The author, Dennis Wheatley (born 8 January 1897), grew up in London. He fought in the First World War as a lieutenant in the Royal Field Artillery. He dedicated this novel to “the memory of that fine soldier and friend, the late Colonel H.N. Clarke” and for “those good companions of my youth, J. Albert Davis and Douglas Gregson” and for “those other officers, N.C.O.s and men with whom I had the honour to serve in the 2nd/1st City of London Brigade R.F.A. from September 1914”. He served in Flanders from August 1917 to May 1918 before being invalided out of the war. He began writing short stories in the 1920s and his first novel, featuring the Duc de Richleau, was published in 1933.
In an early scene in the novel, the central character is in London in April 1914 and explains to a senior British official his desire to serve in the British army:
“since I am debarred from fighting for the country of my birth, I wish to fight for the country of my adoption. I arrived in England yesterday with the hope that I should be in ample time to make arrangements which would ensure my being in a post suited to my abilities when war breaks out.”

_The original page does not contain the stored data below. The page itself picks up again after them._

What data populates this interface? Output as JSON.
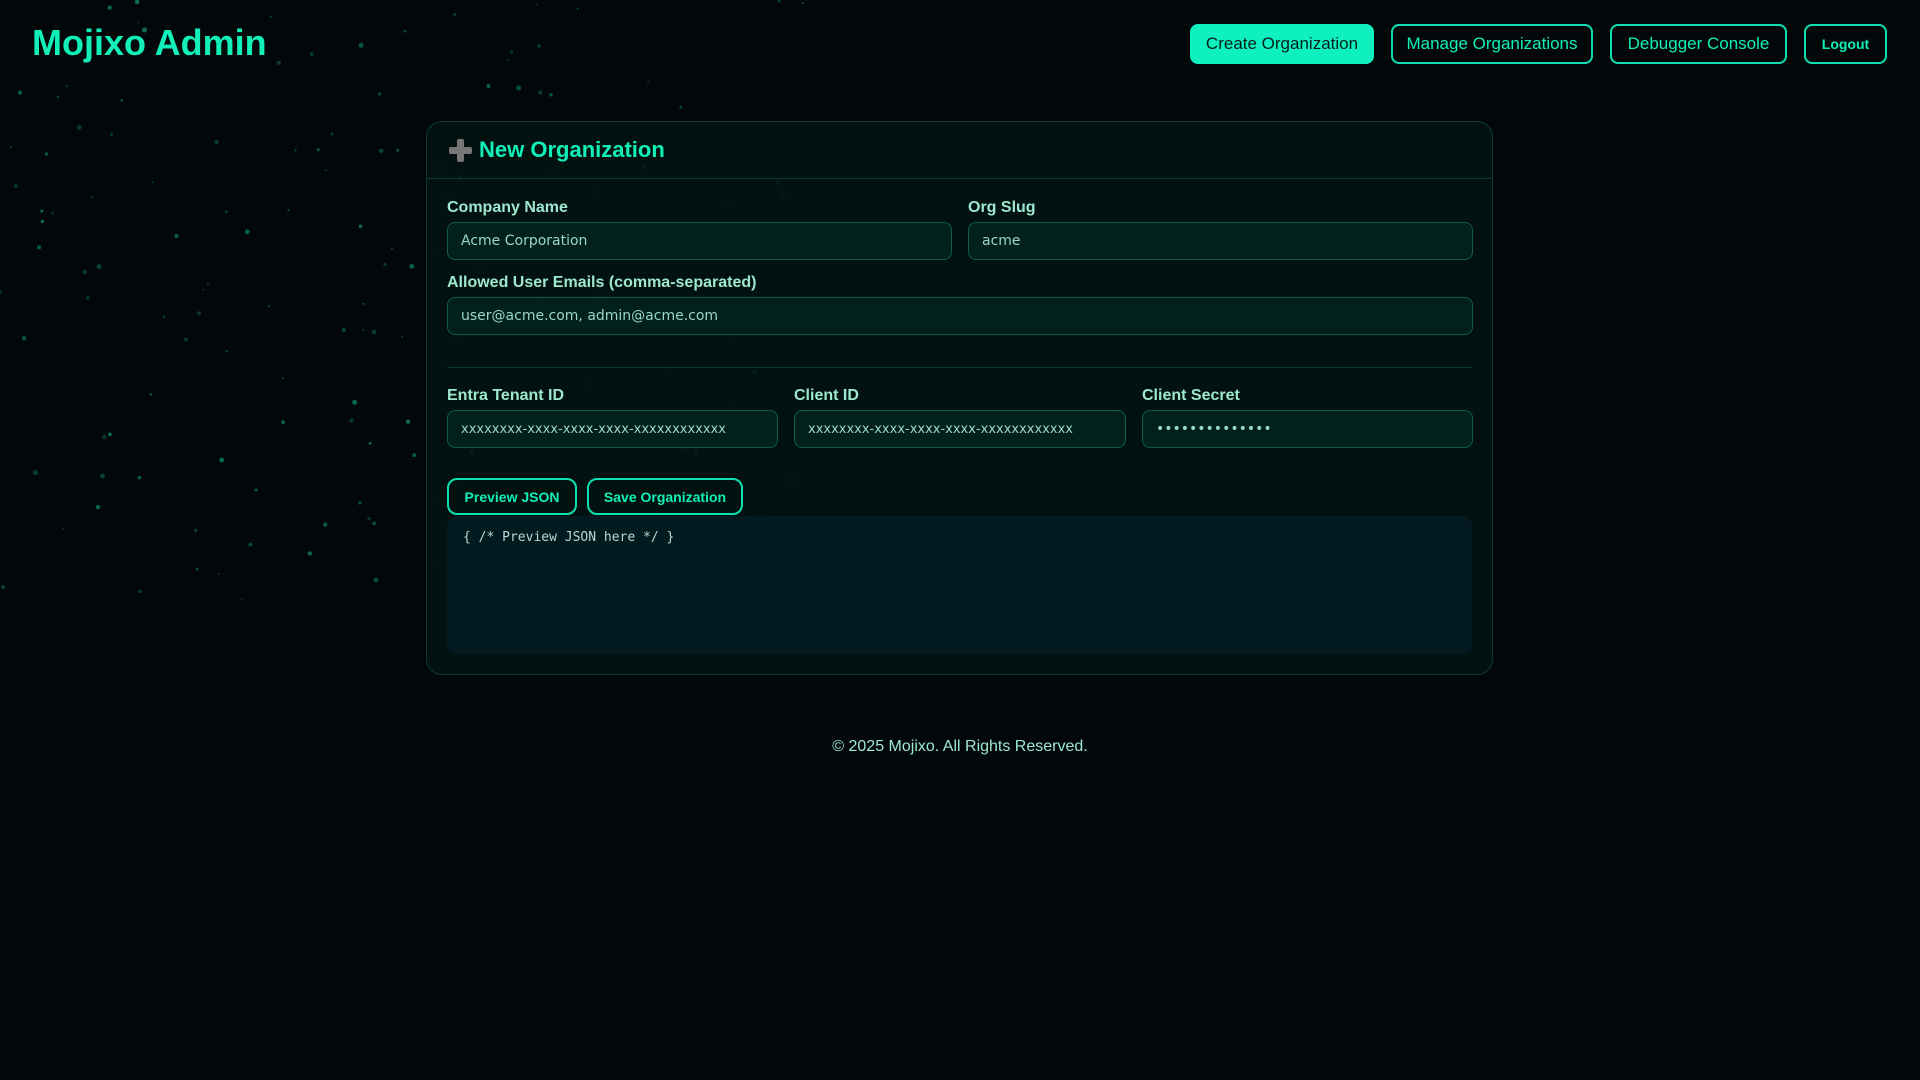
{
  "header": {
    "brand": "Mojixo Admin",
    "nav": [
      "Create Organization",
      "Manage Organizations",
      "Debugger Console",
      "Logout"
    ]
  },
  "card": {
    "icon": "plus-icon",
    "title": "New Organization",
    "company_name": {
      "label": "Company Name",
      "value": "Acme Corporation"
    },
    "org_slug": {
      "label": "Org Slug",
      "value": "acme"
    },
    "emails": {
      "label": "Allowed User Emails (comma-separated)",
      "value": "user@acme.com, admin@acme.com"
    },
    "tenant_id": {
      "label": "Entra Tenant ID",
      "value": "xxxxxxxx-xxxx-xxxx-xxxx-xxxxxxxxxxxx"
    },
    "client_id": {
      "label": "Client ID",
      "value": "xxxxxxxx-xxxx-xxxx-xxxx-xxxxxxxxxxxx"
    },
    "client_secret": {
      "label": "Client Secret",
      "value": "••••••••••••••"
    },
    "preview_button": "Preview JSON",
    "save_button": "Save Organization",
    "preview_output": "{ /* Preview JSON here */ }"
  },
  "footer": "© 2025 Mojixo. All Rights Reserved.",
  "colors": {
    "accent": "#10f0b8",
    "background": "#02080a"
  }
}
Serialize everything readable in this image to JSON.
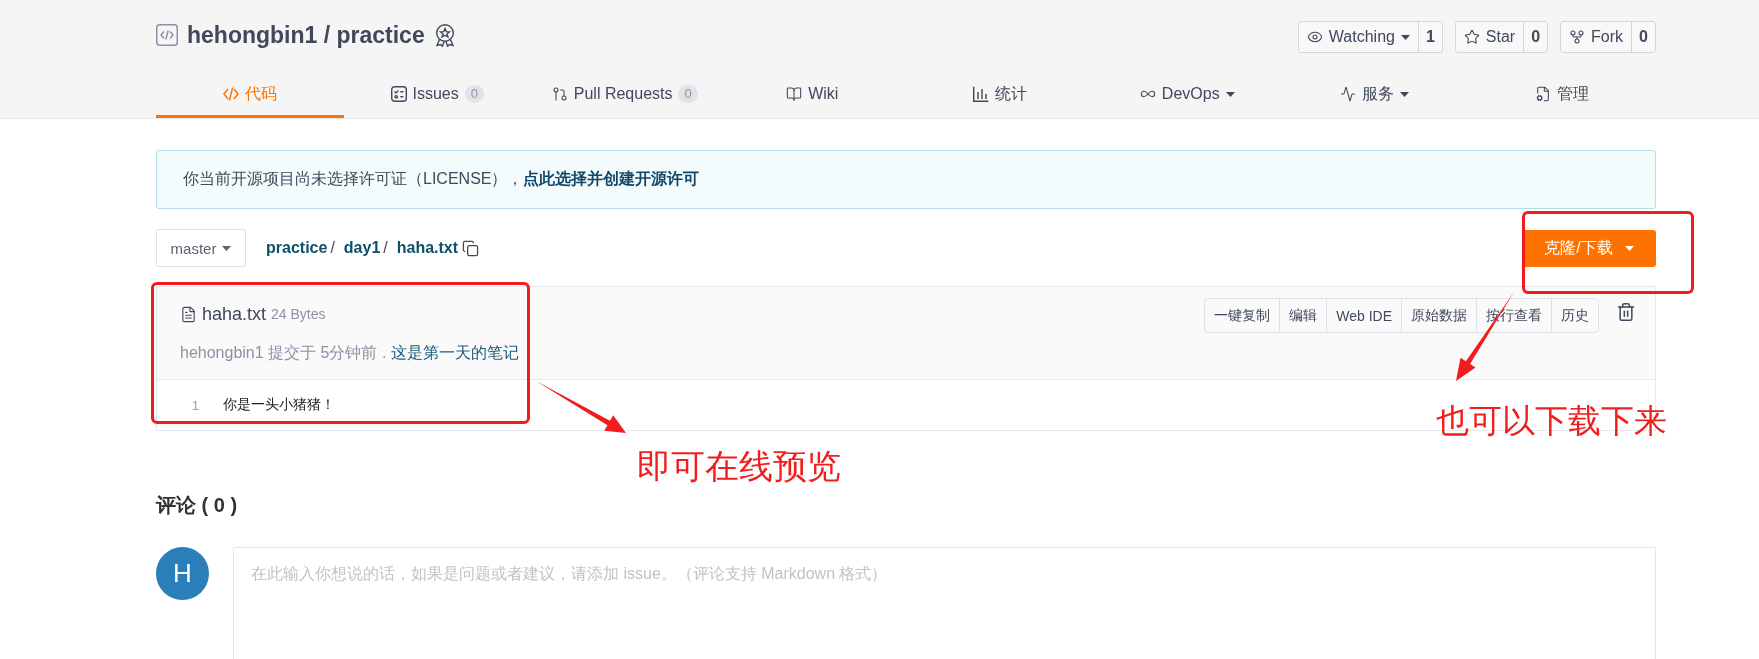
{
  "repository": {
    "title": "hehongbin1 / practice"
  },
  "actions": [
    {
      "label": "Watching",
      "count": "1",
      "kind": "menu"
    },
    {
      "label": "Star",
      "count": "0",
      "kind": "button"
    },
    {
      "label": "Fork",
      "count": "0",
      "kind": "button"
    }
  ],
  "tabs": [
    {
      "label": "代码",
      "selected": true,
      "kind": "link"
    },
    {
      "label": "Issues",
      "count": "0",
      "selected": false,
      "kind": "link"
    },
    {
      "label": "Pull Requests",
      "count": "0",
      "selected": false,
      "kind": "link"
    },
    {
      "label": "Wiki",
      "selected": false,
      "kind": "link"
    },
    {
      "label": "统计",
      "selected": false,
      "kind": "link"
    },
    {
      "label": "DevOps",
      "selected": false,
      "kind": "menu"
    },
    {
      "label": "服务",
      "selected": false,
      "kind": "menu"
    },
    {
      "label": "管理",
      "selected": false,
      "kind": "link"
    }
  ],
  "license_notice": {
    "text": "你当前开源项目尚未选择许可证（LICENSE），",
    "link": "点此选择并创建开源许可"
  },
  "branch": {
    "label": "master"
  },
  "breadcrumb": [
    {
      "label": "practice",
      "kind": "link"
    },
    {
      "label": "/",
      "kind": "separator"
    },
    {
      "label": "day1",
      "kind": "link"
    },
    {
      "label": "/",
      "kind": "separator"
    },
    {
      "label": "haha.txt",
      "kind": "current"
    }
  ],
  "clone_button": {
    "label": "克隆/下载"
  },
  "file": {
    "name": "haha.txt",
    "size": "24 Bytes",
    "commit_text": "hehongbin1 提交于 5分钟前 .",
    "commit_message": "这是第一天的笔记",
    "toolbar": [
      "一键复制",
      "编辑",
      "Web IDE",
      "原始数据",
      "按行查看",
      "历史"
    ],
    "lines": [
      {
        "number": "1",
        "text": "你是一头小猪猪！"
      }
    ]
  },
  "comments": {
    "title": "评论 ( 0 )",
    "avatar": "H",
    "placeholder": "在此输入你想说的话，如果是问题或者建议，请添加 issue。（评论支持 Markdown 格式）"
  },
  "annotations": [
    {
      "text": "即可在线预览"
    },
    {
      "text": "也可以下载下来"
    }
  ]
}
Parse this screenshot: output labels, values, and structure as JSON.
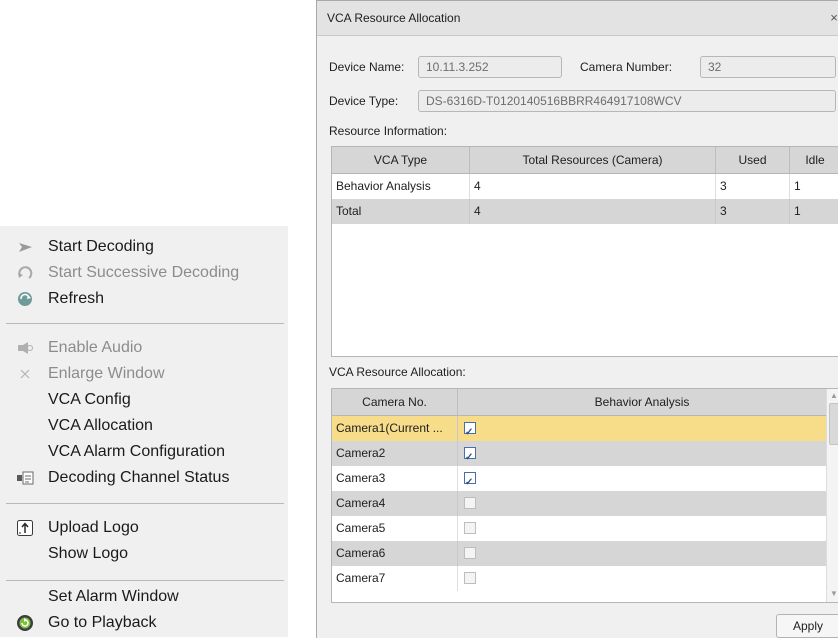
{
  "context_menu": {
    "items": [
      {
        "label": "Start Decoding",
        "icon": "play-icon",
        "enabled": true
      },
      {
        "label": "Start Successive Decoding",
        "icon": "successive-decoding-icon",
        "enabled": false
      },
      {
        "label": "Refresh",
        "icon": "refresh-icon",
        "enabled": true
      },
      {
        "label": "Enable Audio",
        "icon": "audio-icon",
        "enabled": false
      },
      {
        "label": "Enlarge Window",
        "icon": "enlarge-icon",
        "enabled": false
      },
      {
        "label": "VCA Config",
        "icon": "",
        "enabled": true
      },
      {
        "label": "VCA Allocation",
        "icon": "",
        "enabled": true
      },
      {
        "label": "VCA Alarm Configuration",
        "icon": "",
        "enabled": true
      },
      {
        "label": "Decoding Channel Status",
        "icon": "channel-status-icon",
        "enabled": true
      },
      {
        "label": "Upload Logo",
        "icon": "upload-icon",
        "enabled": true
      },
      {
        "label": "Show Logo",
        "icon": "",
        "enabled": true
      },
      {
        "label": "Set Alarm Window",
        "icon": "",
        "enabled": true
      },
      {
        "label": "Go to Playback",
        "icon": "playback-icon",
        "enabled": true
      }
    ]
  },
  "dialog": {
    "title": "VCA Resource Allocation",
    "close_glyph": "×",
    "device_name_label": "Device Name:",
    "device_name_value": "10.11.3.252",
    "camera_number_label": "Camera Number:",
    "camera_number_value": "32",
    "device_type_label": "Device Type:",
    "device_type_value": "DS-6316D-T0120140516BBRR464917108WCV",
    "resource_section_label": "Resource Information:",
    "resource_table": {
      "columns": [
        "VCA Type",
        "Total Resources (Camera)",
        "Used",
        "Idle"
      ],
      "rows": [
        [
          "Behavior Analysis",
          "4",
          "3",
          "1"
        ],
        [
          "Total",
          "4",
          "3",
          "1"
        ]
      ]
    },
    "allocation_section_label": "VCA Resource Allocation:",
    "allocation_table": {
      "columns": [
        "Camera No.",
        "Behavior Analysis"
      ],
      "rows": [
        {
          "camera": "Camera1(Current ...",
          "checked": true,
          "enabled": true,
          "selected": true
        },
        {
          "camera": "Camera2",
          "checked": true,
          "enabled": true,
          "selected": false
        },
        {
          "camera": "Camera3",
          "checked": true,
          "enabled": true,
          "selected": false
        },
        {
          "camera": "Camera4",
          "checked": false,
          "enabled": false,
          "selected": false
        },
        {
          "camera": "Camera5",
          "checked": false,
          "enabled": false,
          "selected": false
        },
        {
          "camera": "Camera6",
          "checked": false,
          "enabled": false,
          "selected": false
        },
        {
          "camera": "Camera7",
          "checked": false,
          "enabled": false,
          "selected": false
        }
      ]
    },
    "apply_label": "Apply"
  },
  "colors": {
    "menu_bg": "#f0f0f0",
    "dialog_bg": "#f0f0f0",
    "selected_row": "#f7dc8a",
    "striped_row": "#d6d6d6",
    "disabled_text": "#8c8c8c"
  }
}
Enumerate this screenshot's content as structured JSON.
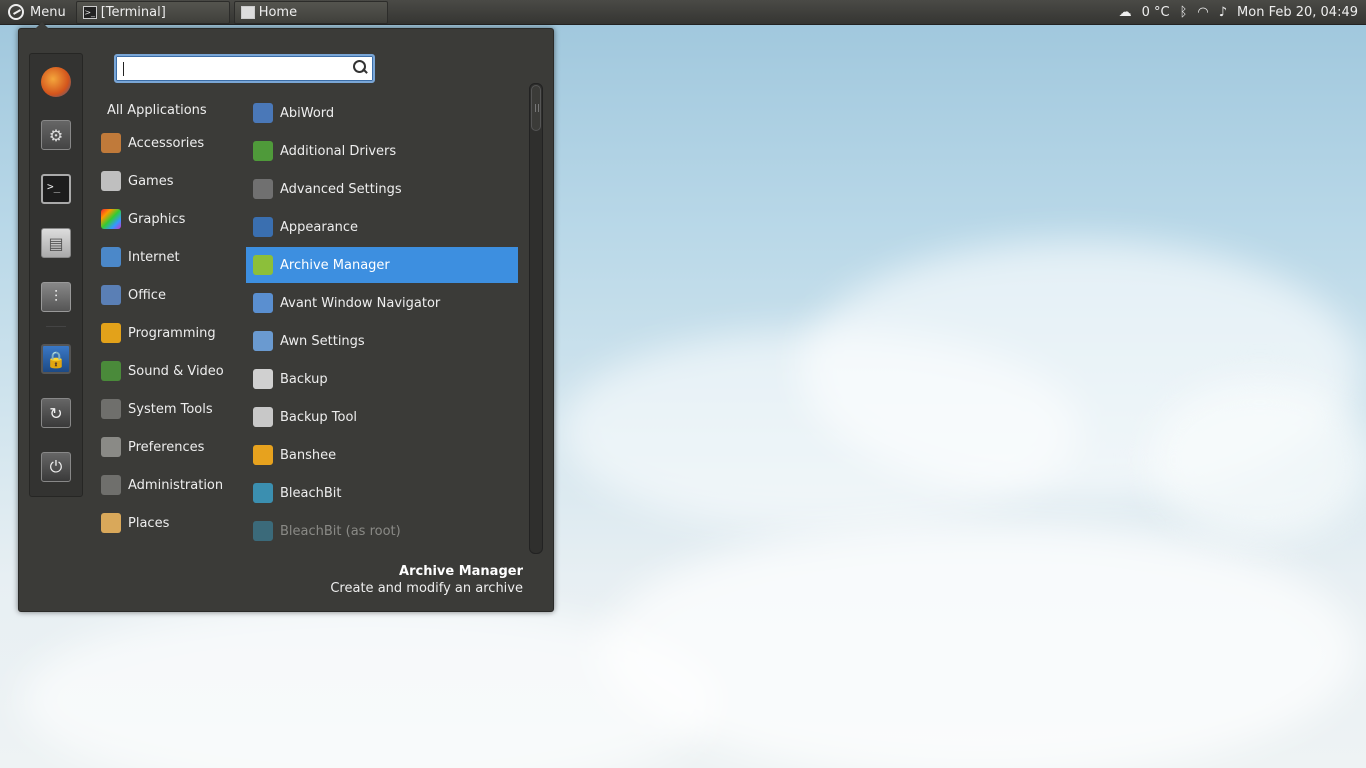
{
  "panel": {
    "menu_label": "Menu",
    "tasks": [
      {
        "label": "[Terminal]",
        "icon": "terminal-icon"
      },
      {
        "label": "Home",
        "icon": "folder-icon"
      }
    ],
    "tray": {
      "weather": "0 °C",
      "datetime": "Mon Feb 20, 04:49"
    }
  },
  "favorites": [
    {
      "name": "firefox-icon"
    },
    {
      "name": "system-settings-icon"
    },
    {
      "name": "terminal-icon"
    },
    {
      "name": "file-manager-icon"
    },
    {
      "name": "control-center-icon"
    },
    {
      "name": "lock-screen-icon"
    },
    {
      "name": "logout-icon"
    },
    {
      "name": "shutdown-icon"
    }
  ],
  "search": {
    "placeholder": "",
    "value": ""
  },
  "categories": {
    "all": "All Applications",
    "items": [
      {
        "label": "Accessories",
        "color": "#c07a3a"
      },
      {
        "label": "Games",
        "color": "#bfbfbf"
      },
      {
        "label": "Graphics",
        "color": "#c94fb0"
      },
      {
        "label": "Internet",
        "color": "#4b88c9"
      },
      {
        "label": "Office",
        "color": "#5a7fb5"
      },
      {
        "label": "Programming",
        "color": "#e3a21a"
      },
      {
        "label": "Sound & Video",
        "color": "#4a8a3a"
      },
      {
        "label": "System Tools",
        "color": "#6f6f6c"
      },
      {
        "label": "Preferences",
        "color": "#8a8a86"
      },
      {
        "label": "Administration",
        "color": "#6f6f6c"
      },
      {
        "label": "Places",
        "color": "#d9a85a"
      }
    ]
  },
  "apps": [
    {
      "label": "AbiWord",
      "color": "#4a78b8"
    },
    {
      "label": "Additional Drivers",
      "color": "#4f9a3a"
    },
    {
      "label": "Advanced Settings",
      "color": "#707070"
    },
    {
      "label": "Appearance",
      "color": "#3a6fb0"
    },
    {
      "label": "Archive Manager",
      "color": "#8cbf3a",
      "selected": true
    },
    {
      "label": "Avant Window Navigator",
      "color": "#5a8fd0"
    },
    {
      "label": "Awn Settings",
      "color": "#6a9ad0"
    },
    {
      "label": "Backup",
      "color": "#d0d0d0"
    },
    {
      "label": "Backup Tool",
      "color": "#c8c8c8"
    },
    {
      "label": "Banshee",
      "color": "#e7a21e"
    },
    {
      "label": "BleachBit",
      "color": "#3b8fb0"
    },
    {
      "label": "BleachBit (as root)",
      "color": "#3b6a7a",
      "dim": true
    }
  ],
  "description": {
    "title": "Archive Manager",
    "text": "Create and modify an archive"
  }
}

When war does break out, he’s in Vienna observing the mobilisation of troops:
“Meanwhile bodies of smiling troops swung through the streets, lustily singing gay marching songs. The great majority of them were reservists, or young conscripts, on their way to training camps, where they would spend several weeks, if not months, being knocked into shape before they were called on to face the enemy... De Richleau watched it all with unsmiling eyes. He was no pessimist by nature but ever since he had reached manhood war had been his game. He had seen too many youngsters, grinning, vigorous, determined at one moment, and screaming like maniacs from shell-rent flesh or smashed bone the next; too many still, twisted corpses and pulped, messy heads. But his own effort to prevent the colossal madness had failed.”